The present invention pertains to polynucleotides derived from Mycobacterium tuberculosis (M. tuberculosis) genes that aid in imparting resistance to antibiotics and chemically related compounds. This invention also relates to the use of the polynucleotides as oligonucleotide primers or probes for detecting M. tuberculosis strains that are resistant to antibiotics and related compounds in a biological sample. The present invention is also directed to diagnostic kits for detecting specific strains of M. tuberculosis expected to be contained in a biological sample.
Tuberculosis remains the world's leading infectious cause of adult deaths due to a single pathogen. Outbreaks of Multidrug-Resistant (MDR) tuberculosis defined as resistant to rifampicin and isoniazid are numerous, with low rates of treatment response and very high mortality. Some of these outbreaks involve patients with HIV infection (1, 2). In some reports, strains with a particular genotype have been identified, such as the “W” strain, which caused a major outbreak in New York (3).
In 1995, it was reported that the largest proportion of the M. tuberculosis strains from the Beijing area had highly similar IS6110 restriction fragment length polymorphism (RFLP) patterns and identical spoligo patterns (4). These strains were therefore designated “Beijing” genotype strains.

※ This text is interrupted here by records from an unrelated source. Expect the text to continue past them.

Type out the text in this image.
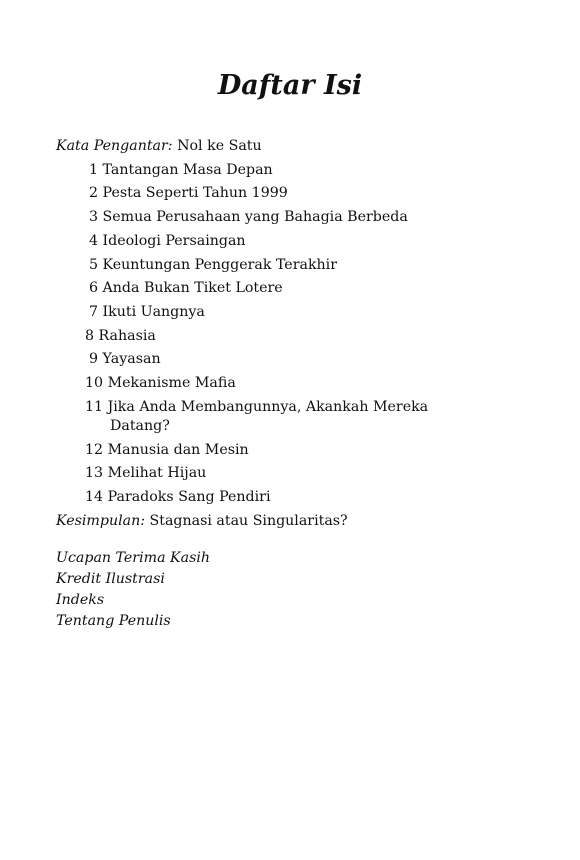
Daftar Isi
Kata Pengantar: Nol ke Satu
1 Tantangan Masa Depan
2 Pesta Seperti Tahun 1999
3 Semua Perusahaan yang Bahagia Berbeda
4 Ideologi Persaingan
5 Keuntungan Penggerak Terakhir
6 Anda Bukan Tiket Lotere
7 Ikuti Uangnya
8 Rahasia
9 Yayasan
10 Mekanisme Mafia
11 Jika Anda Membangunnya, Akankah Mereka
Datang?
12 Manusia dan Mesin
13 Melihat Hijau
14 Paradoks Sang Pendiri
Kesimpulan: Stagnasi atau Singularitas?
Ucapan Terima Kasih
Kredit Ilustrasi
Indeks
Tentang Penulis
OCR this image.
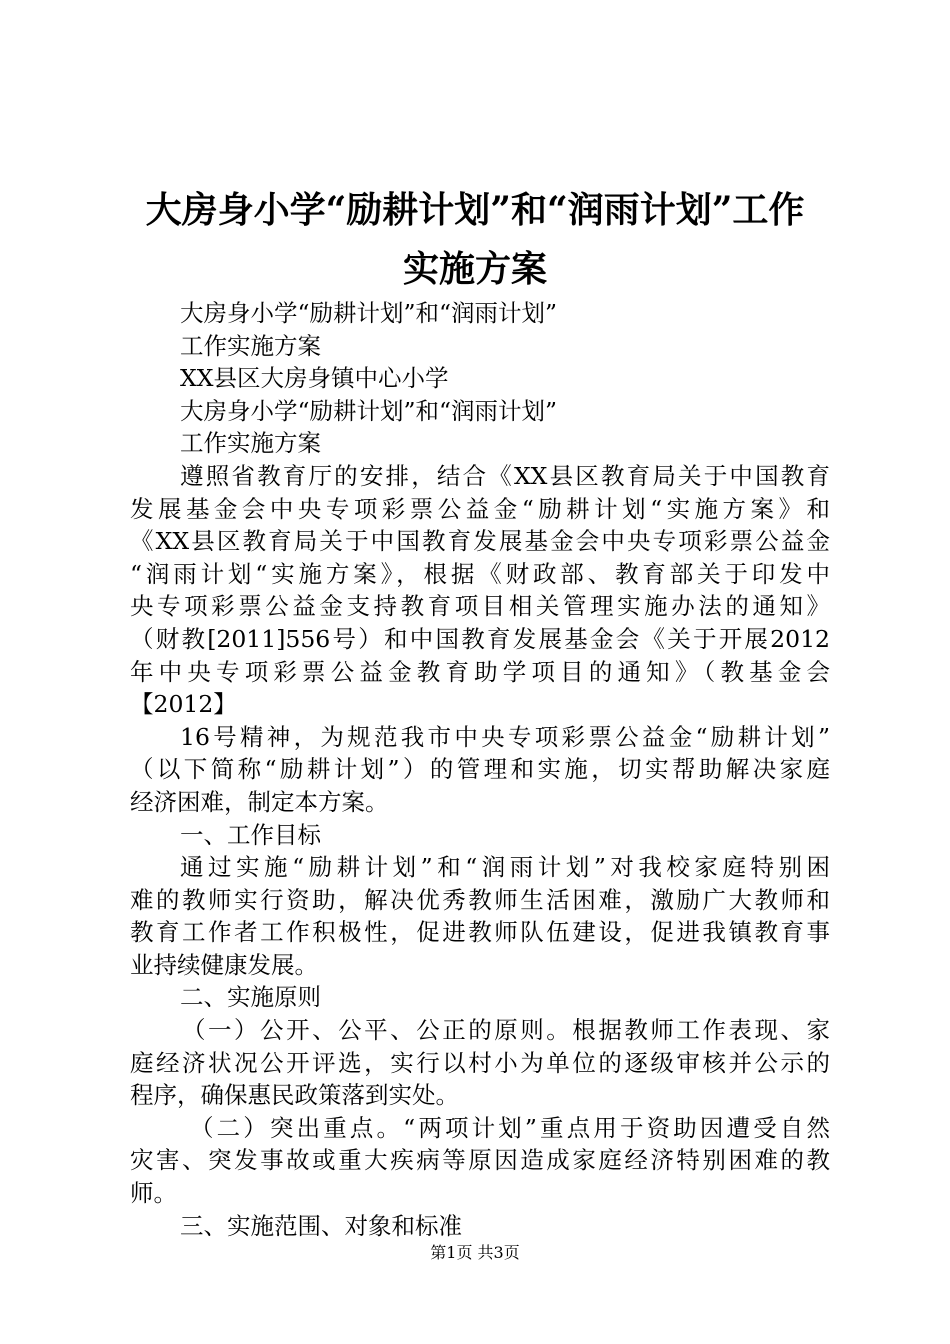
大房身小学“励耕计划”和“润雨计划”工作
实施方案
大房身小学“励耕计划”和“润雨计划”
工作实施方案
XX县区大房身镇中心小学
大房身小学“励耕计划”和“润雨计划”
工作实施方案
遵照省教育厅的安排，结合《XX县区教育局关于中国教育
发展基金会中央专项彩票公益金“励耕计划“实施方案》和
《XX县区教育局关于中国教育发展基金会中央专项彩票公益金
“润雨计划“实施方案》，根据《财政部、教育部关于印发中
央专项彩票公益金支持教育项目相关管理实施办法的通知》
（财教[2011]556号）和中国教育发展基金会《关于开展2012
年中央专项彩票公益金教育助学项目的通知》（教基金会
【2012】
16号精神，为规范我市中央专项彩票公益金“励耕计划”
（以下简称“励耕计划”）的管理和实施，切实帮助解决家庭
经济困难，制定本方案。
一、工作目标
通过实施“励耕计划”和“润雨计划”对我校家庭特别困
难的教师实行资助，解决优秀教师生活困难，激励广大教师和
教育工作者工作积极性，促进教师队伍建设，促进我镇教育事
业持续健康发展。
二、实施原则
（一）公开、公平、公正的原则。根据教师工作表现、家
庭经济状况公开评选，实行以村小为单位的逐级审核并公示的
程序，确保惠民政策落到实处。
（二）突出重点。“两项计划”重点用于资助因遭受自然
灾害、突发事故或重大疾病等原因造成家庭经济特别困难的教
师。
三、实施范围、对象和标准
第1页 共3页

The “W” variant strains in New York appeared to represent the Beijing genotype of M. tuberculosis. FIG. 1 depicts an example of the characteristic IS6110 RFLP and highly specific spoligo patterns of the Beijing genotype. The unexpected level of genetic conservation among M. tuberculosis isolates of the Beijing genotype led to the hypothesis that these strains may have selective advantages over other M. tuberculosis strains. Moreover, Beijing genotype strains were significantly associated with drug resistance in Cuba, Estonia, and Vietnam (vanSoolingen unpublished).
Several studies have suggested that strains of the Beijing genotype are emerging. In Vietnam, the proportion of Beijing strains was 71% in patients aged under 25, and 41% for those over 55 (vanSoolingen unpublished). Beijing strains have been implicated in several tuberculosis epidemics in the U.S.A. (3) and recently in Gran Canaria (5). A recent study showed that 82% of MDR strains isolated in a prison in Azerbaijan, Eastern Europe, are of the Beijing genotype (6).

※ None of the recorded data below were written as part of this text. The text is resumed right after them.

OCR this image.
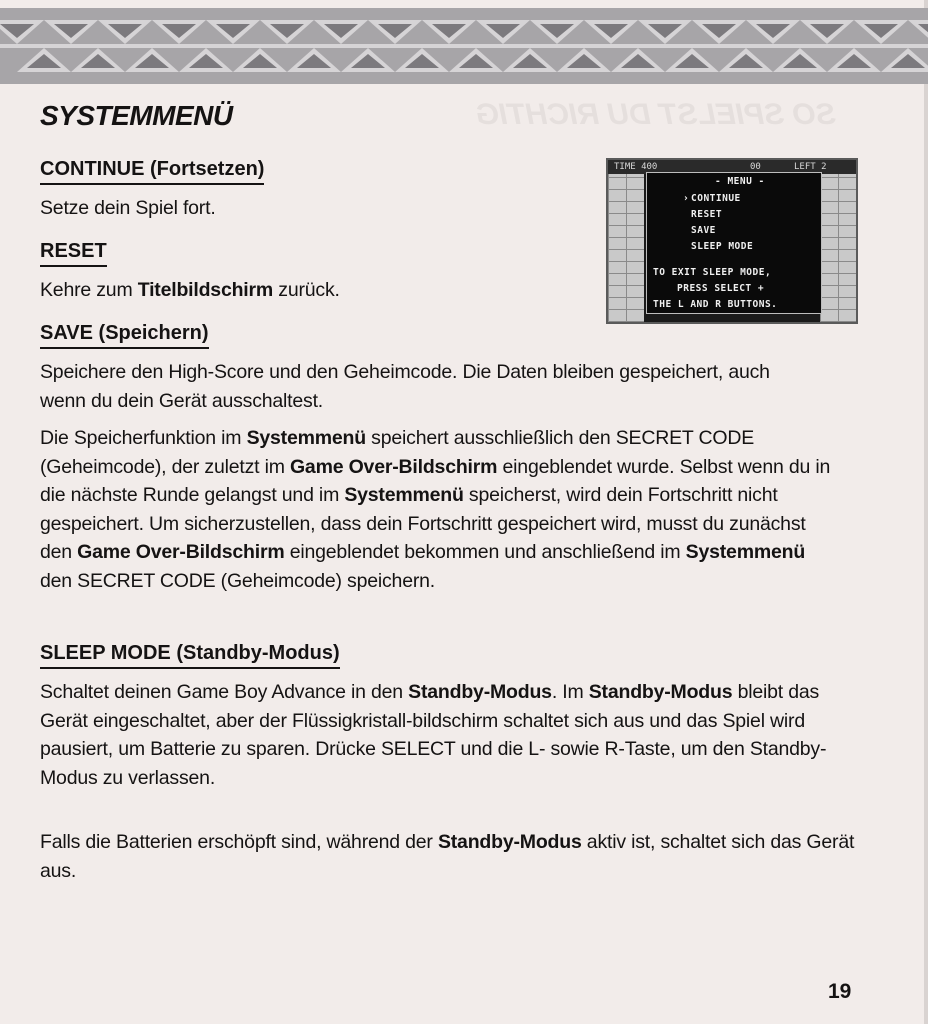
SO SPIELST DU RICHTIG
SYSTEMMENÜ
CONTINUE (Fortsetzen)
Setze dein Spiel fort.
RESET
Kehre zum Titelbildschirm zurück.
SAVE (Speichern)
Speichere den High-Score und den Geheimcode. Die Daten bleiben gespeichert, auch wenn du dein Gerät ausschaltest.
Die Speicherfunktion im Systemmenü speichert ausschließlich den SECRET CODE (Geheimcode), der zuletzt im Game Over-Bildschirm eingeblendet wurde. Selbst wenn du in die nächste Runde gelangst und im Systemmenü speicherst, wird dein Fortschritt nicht gespeichert. Um sicherzustellen, dass dein Fortschritt gespeichert wird, musst du zunächst den Game Over-Bildschirm eingeblendet bekommen und anschließend im Systemmenü den SECRET CODE (Geheimcode) speichern.
SLEEP MODE (Standby-Modus)
Schaltet deinen Game Boy Advance in den Standby-Modus. Im Standby-Modus bleibt das Gerät eingeschaltet, aber der Flüssigkristall-bildschirm schaltet sich aus und das Spiel wird pausiert, um Batterie zu sparen. Drücke SELECT und die L- sowie R-Taste, um den Standby-Modus zu verlassen.
Falls die Batterien erschöpft sind, während der Standby-Modus aktiv ist, schaltet sich das Gerät aus.
TIME 400	00	LEFT 2
- MENU -
› CONTINUE
RESET
SAVE
SLEEP MODE
TO EXIT SLEEP MODE,
PRESS SELECT +
THE L AND R BUTTONS.
19
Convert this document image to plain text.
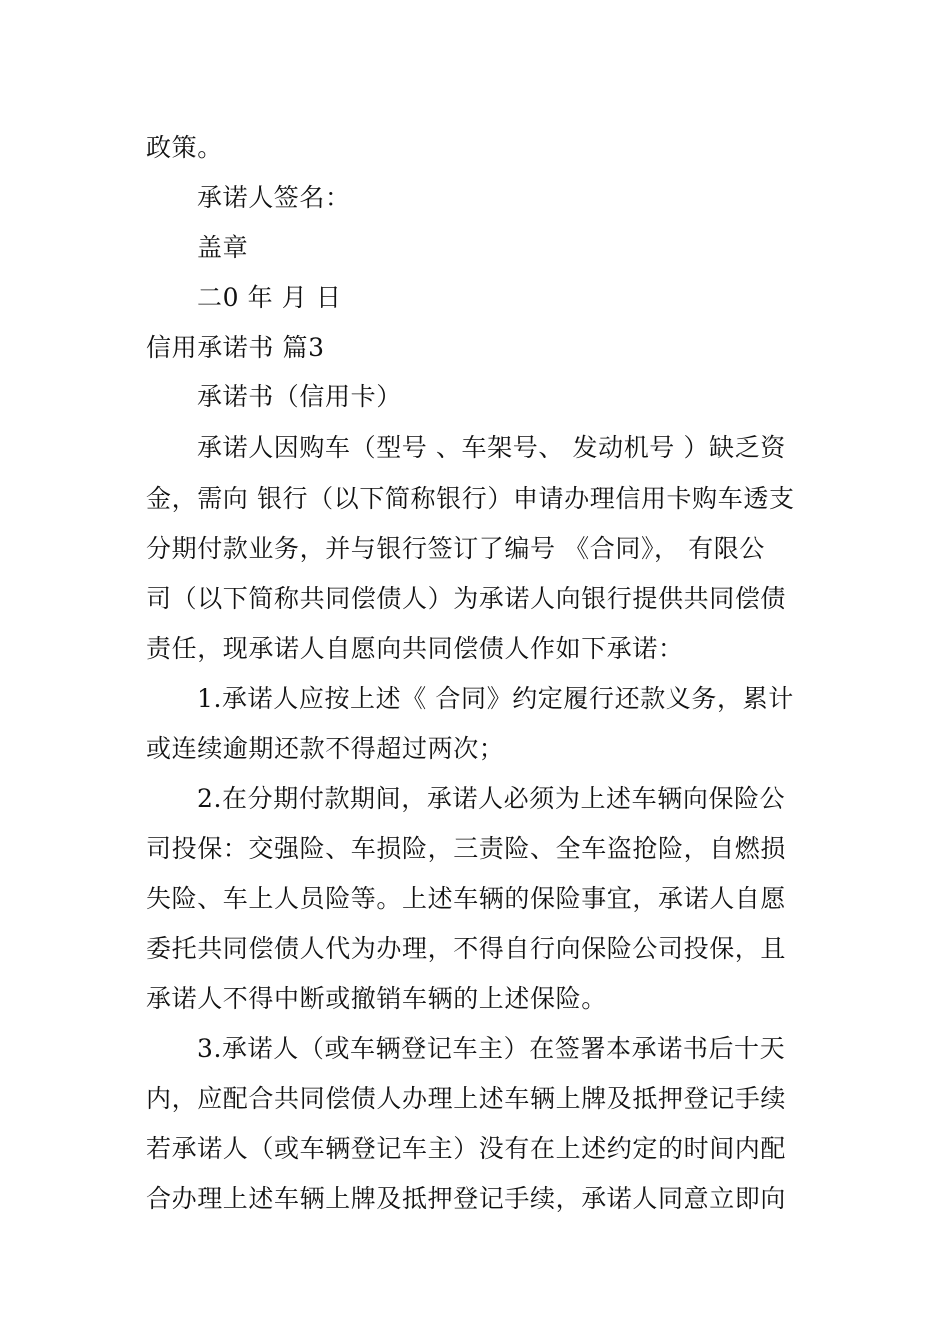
政策。
承诺人签名：
盖章
二0 年 月 日
信用承诺书 篇3
承诺书（信用卡）
承诺人因购车（型号 、车架号、 发动机号 ）缺乏资
金，需向 银行（以下简称银行）申请办理信用卡购车透支
分期付款业务，并与银行签订了编号 《合同》， 有限公
司（以下简称共同偿债人）为承诺人向银行提供共同偿债
责任，现承诺人自愿向共同偿债人作如下承诺：
1.承诺人应按上述《 合同》约定履行还款义务，累计
或连续逾期还款不得超过两次；
2.在分期付款期间，承诺人必须为上述车辆向保险公
司投保：交强险、车损险，三责险、全车盗抢险，自燃损
失险、车上人员险等。上述车辆的保险事宜，承诺人自愿
委托共同偿债人代为办理，不得自行向保险公司投保，且
承诺人不得中断或撤销车辆的上述保险。
3.承诺人（或车辆登记车主）在签署本承诺书后十天
内，应配合共同偿债人办理上述车辆上牌及抵押登记手续
若承诺人（或车辆登记车主）没有在上述约定的时间内配
合办理上述车辆上牌及抵押登记手续，承诺人同意立即向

Knowledge of a possible molecular basis for the acquisition of drug resistance in M. tuberculosis would be extremely useful as a prerequisite for appropriate treatment. Resistance to antibiotics in M. tuberculosis is due to genomic mutations in specific genes of the bacterium. In contrast to other Gram-positive or Gram-negative pathogens with MDR phenotypes, plasmid or transposon-mediated mechanisms of resistance have not been reported in M. tuberculosis (3,4,5).
Recent studies have provided evidence for a role of mutator phenotypes in the emergence of MDR clinical Pseudomonas isolates (6). Such phenotypes may enable the bacteria, not only to easily acquire resistance to several antibiotics, but also to adapt to new niches and to escape immune surveillance by modulating bacterial resistance to host defenses (7). This prompted an investigation into whether a similar situation might exist in M. tuberculosis. Since MDR strains are dangerous to manipulate, it was decided, as a first step, to simply look for the presence of mutations in genes expected to play a role in mutation frequency.

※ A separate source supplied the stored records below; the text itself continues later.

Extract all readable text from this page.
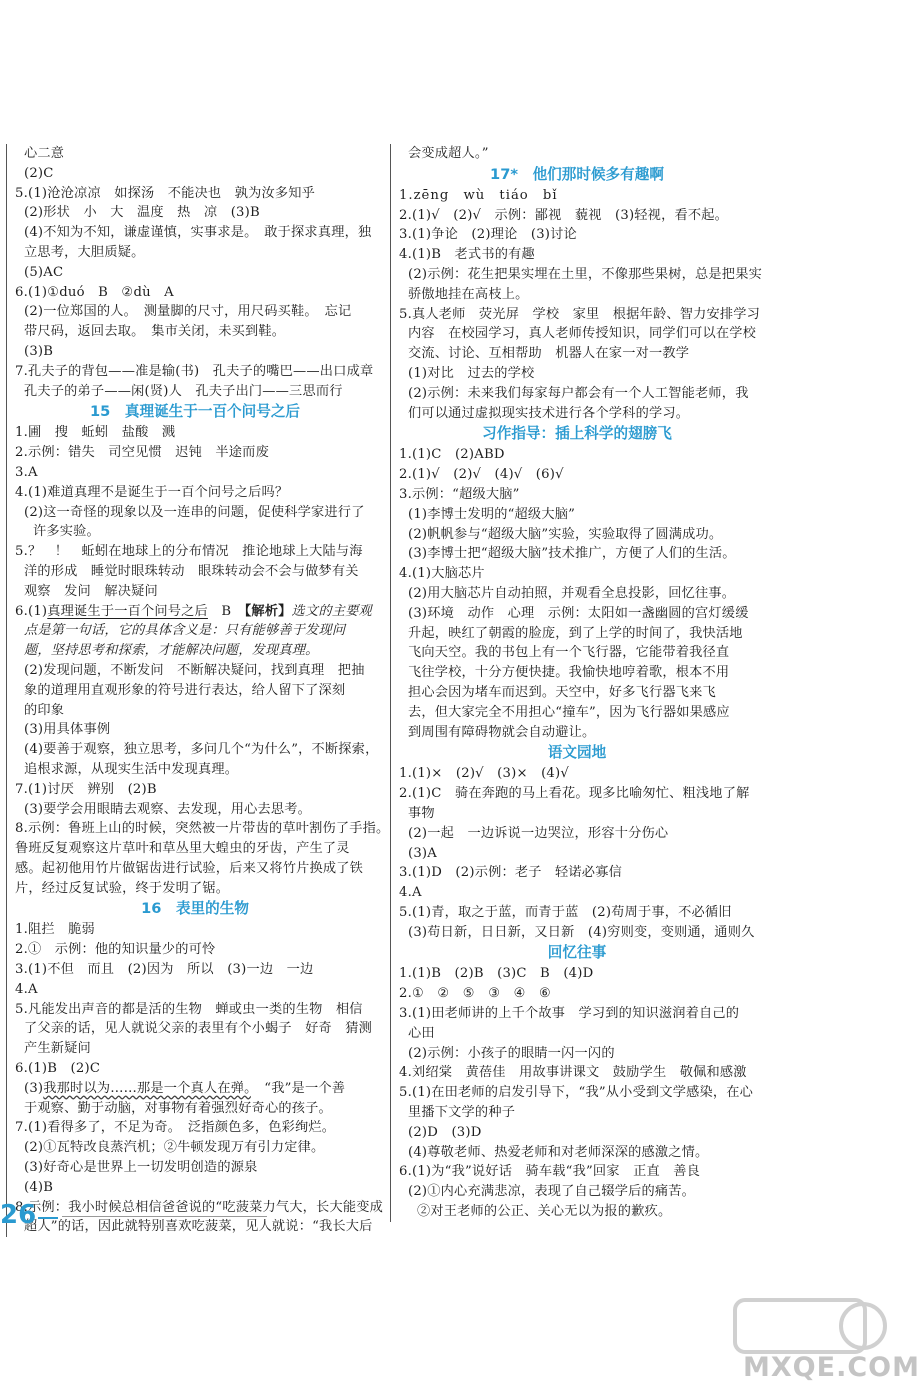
心二意
(2)C
5.(1)沧沧凉凉　如探汤　不能决也　孰为汝多知乎
(2)形状　小　大　温度　热　凉　(3)B
(4)不知为不知，谦虚谨慎，实事求是。　敢于探求真理，独
立思考，大胆质疑。
(5)AC
6.(1)①duó　B　②dù　A
(2)一位郑国的人。　测量脚的尺寸，用尺码买鞋。　忘记
带尺码，返回去取。　集市关闭，未买到鞋。
(3)B
7.孔夫子的背包——准是输(书)　孔夫子的嘴巴——出口成章
孔夫子的弟子——闲(贤)人　孔夫子出门——三思而行
15　真理诞生于一百个问号之后
1.圃　搜　蚯蚓　盐酸　溅
2.示例：错失　司空见惯　迟钝　半途而废
3.A
4.(1)难道真理不是诞生于一百个问号之后吗？
(2)这一奇怪的现象以及一连串的问题，促使科学家进行了
许多实验。
5.？　！　蚯蚓在地球上的分布情况　推论地球上大陆与海
洋的形成　睡觉时眼珠转动　眼珠转动会不会与做梦有关
观察　发问　解决疑问
6.(1)真理诞生于一百个问号之后　 B　【解析】选文的主要观
点是第一句话，它的具体含义是：只有能够善于发现问
题，坚持思考和探索，才能解决问题，发现真理。
(2)发现问题，不断发问　不断解决疑问，找到真理　把抽
象的道理用直观形象的符号进行表达，给人留下了深刻
的印象
(3)用具体事例
(4)要善于观察，独立思考，多问几个“为什么”，不断探索，
追根求源，从现实生活中发现真理。
7.(1)讨厌　辨别　(2)B
(3)要学会用眼睛去观察、去发现，用心去思考。
8.示例：鲁班上山的时候，突然被一片带齿的草叶割伤了手指。
鲁班反复观察这片草叶和草丛里大蝗虫的牙齿，产生了灵
感。起初他用竹片做锯齿进行试验，后来又将竹片换成了铁
片，经过反复试验，终于发明了锯。
16　表里的生物
1.阻拦　脆弱
2.①　示例：他的知识量少的可怜
3.(1)不但　而且　(2)因为　所以　(3)一边　一边
4.A
5.凡能发出声音的都是活的生物　蝉或虫一类的生物　相信
了父亲的话，见人就说父亲的表里有个小蝎子　好奇　猜测
产生新疑问
6.(1)B　(2)C
(3)我那时以为……那是一个真人在弹。　 “我”是一个善
于观察、勤于动脑，对事物有着强烈好奇心的孩子。
7.(1)看得多了，不足为奇。　泛指颜色多，色彩绚烂。
(2)①瓦特改良蒸汽机；②牛顿发现万有引力定律。
(3)好奇心是世界上一切发明创造的源泉
(4)B
8.示例：我小时候总相信爸爸说的“吃菠菜力气大，长大能变成
超人”的话，因此就特别喜欢吃菠菜，见人就说：“我长大后
会变成超人。”
17*　他们那时候多有趣啊
1.zēng　wù　tiáo　bǐ
2.(1)√　(2)√　示例：鄙视　藐视　(3)轻视，看不起。
3.(1)争论　(2)理论　(3)讨论
4.(1)B　老式书的有趣
(2)示例：花生把果实埋在土里，不像那些果树，总是把果实
骄傲地挂在高枝上。
5.真人老师　荧光屏　学校　家里　根据年龄、智力安排学习
内容　在校园学习，真人老师传授知识，同学们可以在学校
交流、讨论、互相帮助　机器人在家一对一教学
(1)对比　过去的学校
(2)示例：未来我们每家每户都会有一个人工智能老师，我
们可以通过虚拟现实技术进行各个学科的学习。
习作指导：插上科学的翅膀飞
1.(1)C　(2)ABD
2.(1)√　(2)√　(4)√　(6)√
3.示例：“超级大脑”
(1)李博士发明的“超级大脑”
(2)帆帆参与“超级大脑”实验，实验取得了圆满成功。
(3)李博士把“超级大脑”技术推广，方便了人们的生活。
4.(1)大脑芯片
(2)用大脑芯片自动拍照，并观看全息投影，回忆往事。
(3)环境　动作　心理　示例：太阳如一盏幽圆的宫灯缓缓
升起，映红了朝霞的脸庞，到了上学的时间了，我快活地
飞向天空。我的书包上有一个飞行器，它能带着我径直
飞往学校，十分方便快捷。我愉快地哼着歌，根本不用
担心会因为堵车而迟到。天空中，好多飞行器飞来飞
去，但大家完全不用担心“撞车”，因为飞行器如果感应
到周围有障碍物就会自动避让。
语文园地
1.(1)×　(2)√　(3)×　(4)√
2.(1)C　骑在奔跑的马上看花。现多比喻匆忙、粗浅地了解
事物
(2)一起　一边诉说一边哭泣，形容十分伤心
(3)A
3.(1)D　(2)示例：老子　轻诺必寡信
4.A
5.(1)青，取之于蓝，而青于蓝　(2)苟周于事，不必循旧
(3)苟日新，日日新，又日新　(4)穷则变，变则通，通则久
回忆往事
1.(1)B　(2)B　(3)C　B　(4)D
2.①　②　⑤　③　④　⑥
3.(1)田老师讲的上千个故事　学习到的知识滋润着自己的
心田
(2)示例：小孩子的眼睛一闪一闪的
4.刘绍棠　黄蓓佳　用故事讲课文　鼓励学生　敬佩和感激
5.(1)在田老师的启发引导下，“我”从小受到文学感染，在心
里播下文学的种子
(2)D　(3)D
(4)尊敬老师、热爱老师和对老师深深的感激之情。
6.(1)为“我”说好话　骑车载“我”回家　正直　善良
(2)①内心充满悲凉，表现了自己辍学后的痛苦。
②对王老师的公正、关心无以为报的歉疚。
26
MXQE.COM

Mutator phenotypes commonly result from defects in DNA repair enzymes (8). An in silico analysis suggested that most mismatch repair systems, like mutS, mutL or mutH, are missing in the M. tuberculosis genome. However, the frequency of spontaneous mutations in M. tuberculosis (in vitro cultures) is similar to that found in other bacteria carrying mismatch repair systems. This characteristic could have significant implications with respect to genome stability and strain variability (9). This suggests that unknown sequences, similar to genes responsible for the repair of DNA lesions resulting from the alkylation or oxidation of nucleotides, are present in the genome of M. tuberculosis. 
Thus, there was a need in the art to identify sequences in the genome of M. tuberculosis having similarity to genes responsible for the repair of DNA lesions responsible for alkylation or oxidation of nucleotides, such as the mut genes from E. coli. More particularly, there was a need to identify sequences similar to E. coli genes and other mut genes. There was a further need to develop methods of using these sequences to predict the epidemic character of a Mycobacterium tuberculosis isolate and/or a selective advantage to be maintained in the host and/or the acquisition of multiple drug resistance (MDR) by the isolate.